CERVICAL – Screening starts age 25 years. A Pap smear can be done every three years, but the newer human papillomavirus (HPV) screening can be done every five years.
PROSTATE – Age 40 is the recommended screening age in black men and 45 years in other races with an annual PSA blood test. Any abnormality or change in this would prompt further testing by a urologist.
COLON – Start age 50 years with a stool sample to test for occult blood. Every 10 years a colonoscopy can be done.
SKIN – Be aware of changes in your own skin. An annual check with your doctor or dermatologist is valuable.
LUNG – In smokers age 55 – 80 years (and this is even for ex-smokers), consider having a CT chest annually.
Closing remarks
There is a link between diabetes and cancer. However, scientists from Mount Sinai in the USA, who looked at diabetes and pancreatic cancer, are still not clear about what comes first – the cancer or the diabetes.
What we do know is that high blood glucose will increase cancer cell metabolism and growth so good glucose control is essential. We also know that certain medications are protective, especially metformin.

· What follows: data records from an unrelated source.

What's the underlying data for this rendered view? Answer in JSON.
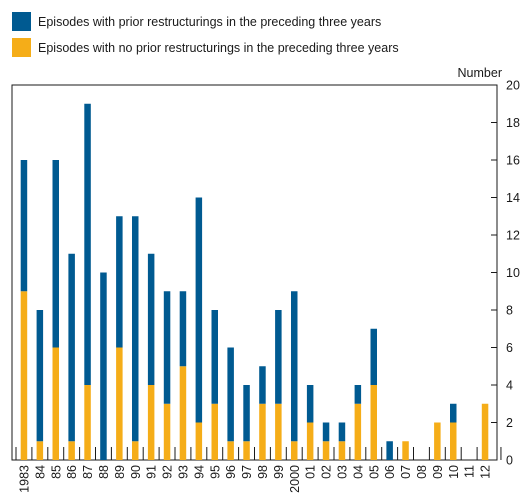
{
  "chart_data": {
    "type": "bar",
    "stacked": true,
    "unit_label": "Number",
    "title": "",
    "xlabel": "",
    "ylabel": "",
    "ylim": [
      0,
      20
    ],
    "yticks": [
      0,
      2,
      4,
      6,
      8,
      10,
      12,
      14,
      16,
      18,
      20
    ],
    "grid": false,
    "legend_placement": "top-left",
    "categories": [
      "1983",
      "84",
      "85",
      "86",
      "87",
      "88",
      "89",
      "90",
      "91",
      "92",
      "93",
      "94",
      "95",
      "96",
      "97",
      "98",
      "99",
      "2000",
      "01",
      "02",
      "03",
      "04",
      "05",
      "06",
      "07",
      "08",
      "09",
      "10",
      "11",
      "12"
    ],
    "series": [
      {
        "name": "Episodes with no prior restructurings in the preceding three years",
        "color": "#f5ad18",
        "values": [
          9,
          1,
          6,
          1,
          4,
          0,
          6,
          1,
          4,
          3,
          5,
          2,
          3,
          1,
          1,
          3,
          3,
          1,
          2,
          1,
          1,
          3,
          4,
          0,
          1,
          0,
          2,
          2,
          0,
          3
        ]
      },
      {
        "name": "Episodes with prior restructurings in the preceding three years",
        "color": "#005a91",
        "values": [
          7,
          7,
          10,
          10,
          15,
          10,
          7,
          12,
          7,
          6,
          4,
          12,
          5,
          5,
          3,
          2,
          5,
          8,
          2,
          1,
          1,
          1,
          3,
          1,
          0,
          0,
          0,
          1,
          0,
          0
        ]
      }
    ]
  }
}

With a healthy lifestyle and avoidance of other risk factors, as well as regular cancer screenings, it should be possible for PLWD to lower the risk of a cancer diagnosis.
References
- Edward Giovannucci, David M. Harlan, Michael C. Archer, Richard M. Bergenstal, Susan M. Gapstur, Laurel A. Habel, Michael Pollak, Judith G. Regensteiner, Douglas Yee; Diabetes and Cancer: A consensus report. Diabetes Care 1 July 2010; 33 (7): 1674–1685.

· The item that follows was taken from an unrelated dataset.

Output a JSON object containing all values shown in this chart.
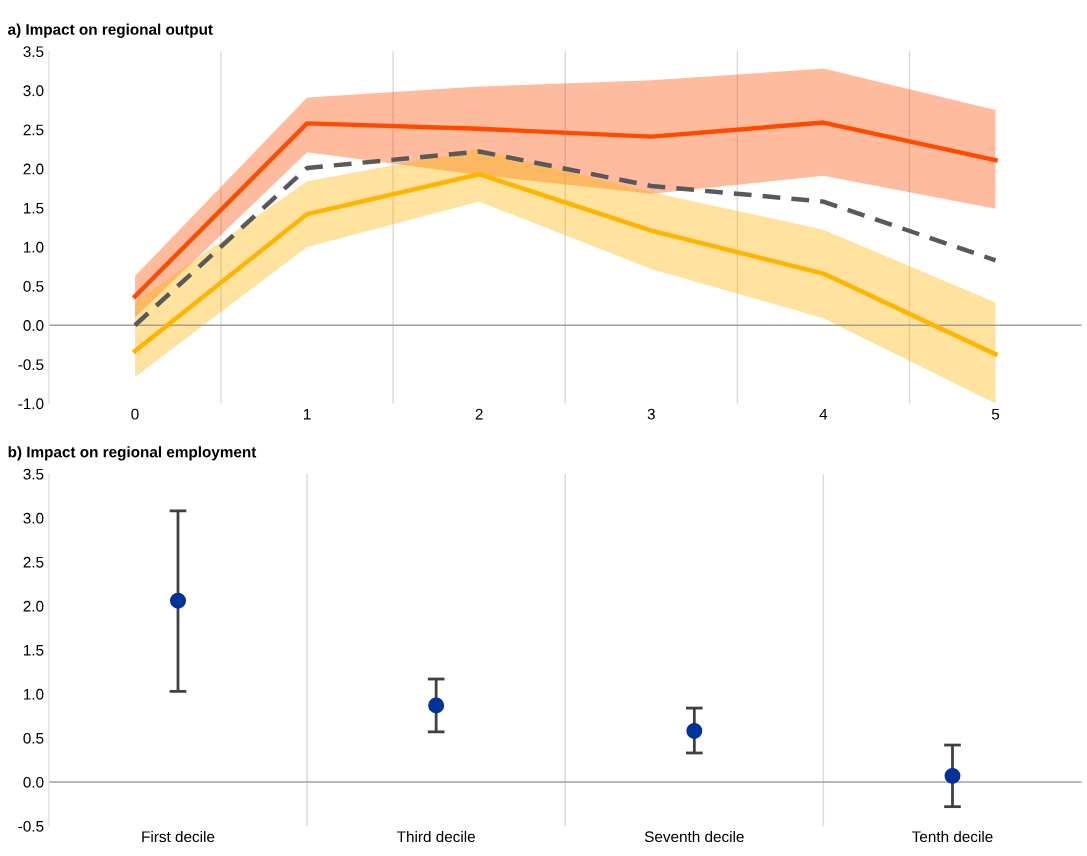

- Wang L, Xu R, Kaelber DC, Berger NA. Glucagon-Like Peptide 1 Receptor Agonists and 13 Obesity-Associated Cancers in Patients With Type 2 Diabetes. JAMA Netw Open. 2024;7(7):e2421305
- https://www.discovery.co.za/corporate/health-ovarian-cancer-screening-and-prevention
- https://www.cedars-sinai.org/blog/link-between-pancreatic-cancer-and-diabetes.html
MEET THE EXPERT

Dr Angela Murphy qualified as a specialist physician in 2000 and joined the Department of Endocrinology and Metabolism at Charlotte Maxeke Johannesburg Academic Hospital. Currently she sees patients at Sunward Park Medical Centre. She retains a special interest in endocrinology and a large part of her practice is diabetes and obesity. She is a member of the Society of Endocrinology and Metabolism of South Africa and the National Osteoporosis Foundation and is actively involved in diabetes patient education. Living with diabetes in the family for 17 years has shown her that knowledge is power. Basic principles in diabetes must always be applied but people living with diabetes should also be introduced to innovations in treatment and technology which may help their diabetes journey.